Commercial solar may appear straightforward — solar for businesses rather than residential solar for homes. However, commercial solar encompasses a variety of different types of customers and projects. In addition to businesses of different sizes, from large corporations to local small businesses, “commercial” solar customers can also include governments, schools and universities, and even nonprofits.
Commercial solar projects usually takes the proper execution of rooftop arrays on buildings or ground mounts, and can range widely in size from kilowatts to megawatts. In accordance with Joe Naroditsky, Director, Solar & Operations at the Community Purchasing Alliance (CPA), an organization that connects nonprofits with solar bids, the C&I solar projects his organization facilitates can range in dimensions from 50 kilowatts (kW) for small churches and synagogues to 300-400 kW for large schools.
Commercial Solar Opportunity
With the help of Aurora solar software, researchers at UC Davis have examined the real-world solar potential of a few of the largest commercial buildings in the United States.
Their review of the greatest commercial building in the U.S., a Texas-based aerospace company with 770,000 square meters of rooftop, found that it could generate 88 million kilowatt hours (kWh) of clean energy! As explained in the Washington Post, “That's enough to power nearly 5,200 homes for per year, offset 47,800 metric a great deal of CO2, and spare around 388 acres of land.”

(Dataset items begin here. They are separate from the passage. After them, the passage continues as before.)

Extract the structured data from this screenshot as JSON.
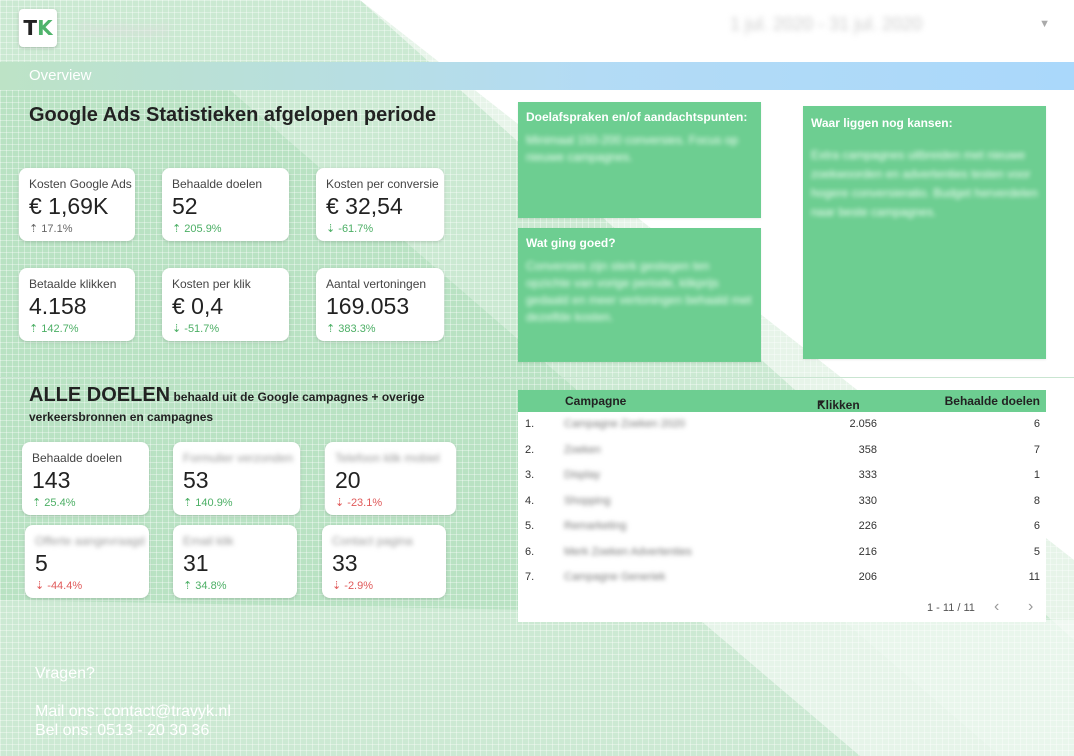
{
  "header": {
    "logo_text_t": "T",
    "logo_text_k": "K",
    "blurred_title": "Dashboard",
    "date_range": "1 jul. 2020 - 31 jul. 2020"
  },
  "overview": {
    "label": "Overview"
  },
  "google_ads": {
    "title": "Google Ads Statistieken afgelopen periode",
    "kpis": [
      {
        "label": "Kosten Google Ads",
        "value": "€ 1,69K",
        "change": "17.1%",
        "dir": "neutral"
      },
      {
        "label": "Behaalde doelen",
        "value": "52",
        "change": "205.9%",
        "dir": "up"
      },
      {
        "label": "Kosten per conversie",
        "value": "€ 32,54",
        "change": "-61.7%",
        "dir": "up-down"
      },
      {
        "label": "Betaalde klikken",
        "value": "4.158",
        "change": "142.7%",
        "dir": "up"
      },
      {
        "label": "Kosten per klik",
        "value": "€ 0,4",
        "change": "-51.7%",
        "dir": "up-down"
      },
      {
        "label": "Aantal vertoningen",
        "value": "169.053",
        "change": "383.3%",
        "dir": "up"
      }
    ]
  },
  "notes": {
    "afspraken_title": "Doelafspraken en/of aandachtspunten:",
    "afspraken_body": "Minimaal 150-200 conversies. Focus op nieuwe campagnes.",
    "goed_title": "Wat ging goed?",
    "goed_body": "Conversies zijn sterk gestegen ten opzichte van vorige periode, klikprijs gedaald en meer vertoningen behaald met dezelfde kosten.",
    "kansen_title": "Waar liggen nog kansen:",
    "kansen_body": "Extra campagnes uitbreiden met nieuwe zoekwoorden en advertenties testen voor hogere conversieratio. Budget herverdelen naar beste campagnes."
  },
  "alle_doelen": {
    "title_big": "ALLE DOELEN",
    "title_small": " behaald uit de Google campagnes + overige verkeersbronnen en campagnes",
    "kpis": [
      {
        "label": "Behaalde doelen",
        "value": "143",
        "change": "25.4%",
        "dir": "up",
        "blur": false
      },
      {
        "label": "Formulier verzonden",
        "value": "53",
        "change": "140.9%",
        "dir": "up",
        "blur": true
      },
      {
        "label": "Telefoon klik mobiel",
        "value": "20",
        "change": "-23.1%",
        "dir": "down",
        "blur": true
      },
      {
        "label": "Offerte aangevraagd",
        "value": "5",
        "change": "-44.4%",
        "dir": "down",
        "blur": true
      },
      {
        "label": "Email klik",
        "value": "31",
        "change": "34.8%",
        "dir": "up",
        "blur": true
      },
      {
        "label": "Contact pagina",
        "value": "33",
        "change": "-2.9%",
        "dir": "down",
        "blur": true
      }
    ]
  },
  "table": {
    "headers": {
      "campaign": "Campagne",
      "clicks": "Klikken",
      "goals": "Behaalde doelen"
    },
    "rows": [
      {
        "idx": "1.",
        "campaign": "Campagne Zoeken 2020",
        "clicks": "2.056",
        "goals": "6"
      },
      {
        "idx": "2.",
        "campaign": "Zoeken",
        "clicks": "358",
        "goals": "7"
      },
      {
        "idx": "3.",
        "campaign": "Display",
        "clicks": "333",
        "goals": "1"
      },
      {
        "idx": "4.",
        "campaign": "Shopping",
        "clicks": "330",
        "goals": "8"
      },
      {
        "idx": "5.",
        "campaign": "Remarketing",
        "clicks": "226",
        "goals": "6"
      },
      {
        "idx": "6.",
        "campaign": "Merk Zoeken Advertenties",
        "clicks": "216",
        "goals": "5"
      },
      {
        "idx": "7.",
        "campaign": "Campagne Generiek",
        "clicks": "206",
        "goals": "11"
      }
    ],
    "pager": "1 - 11 / 11"
  },
  "contact": {
    "question": "Vragen?",
    "mail": "Mail ons: contact@travyk.nl",
    "phone": "Bel ons: 0513 - 20 30 36"
  },
  "colors": {
    "accent_green": "#6dce91",
    "up": "#4caf65",
    "down": "#e05a5a",
    "overview_blue": "#aad8fb"
  }
}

Obviously, this is actually the extreme end of the spectrum, where building rooftops rival the scale of utility-scale projects, and this site hasn't been developed with solar. However, it serves to illustrate the variation in potential project sizes in a sector where the buildings and customers differ widely. Constraints on the Commercial Solar Market
As you begin to read through to the commercial solar sector, among the common refrains you'll see is this market has not grown nearly as rapidly as residential or utility-scale solar. As noted in PV Magazine, “The commercial and industrial (C&I) solar markets have already been a member of family challenge for solar developers to exploit.” Cost of Commercial Electricity vs Residential
There are a number of factors that have contributed to C&I lagging behind residential solar. For one, commercial electricity prices are historically lower, that may make the economics of solar a little trickier.
As Mark Berger explains in PV Magazine: “The C&I sector has trouble competing against an average 15% or more cheap per kilowatt-hour rate than residential electricity prices, in line with the U.S. Energy Information Agency. ”
In line with the U.S. Energy Information Administration, in February of 2021 the common cost of electricity for U.S. residential customers was 13.3 cents per kilowatt hour (kWh), while the fee for commercial customers was 11.9 cents per kWh. For more details check out Solar Panels Bakersfield CA.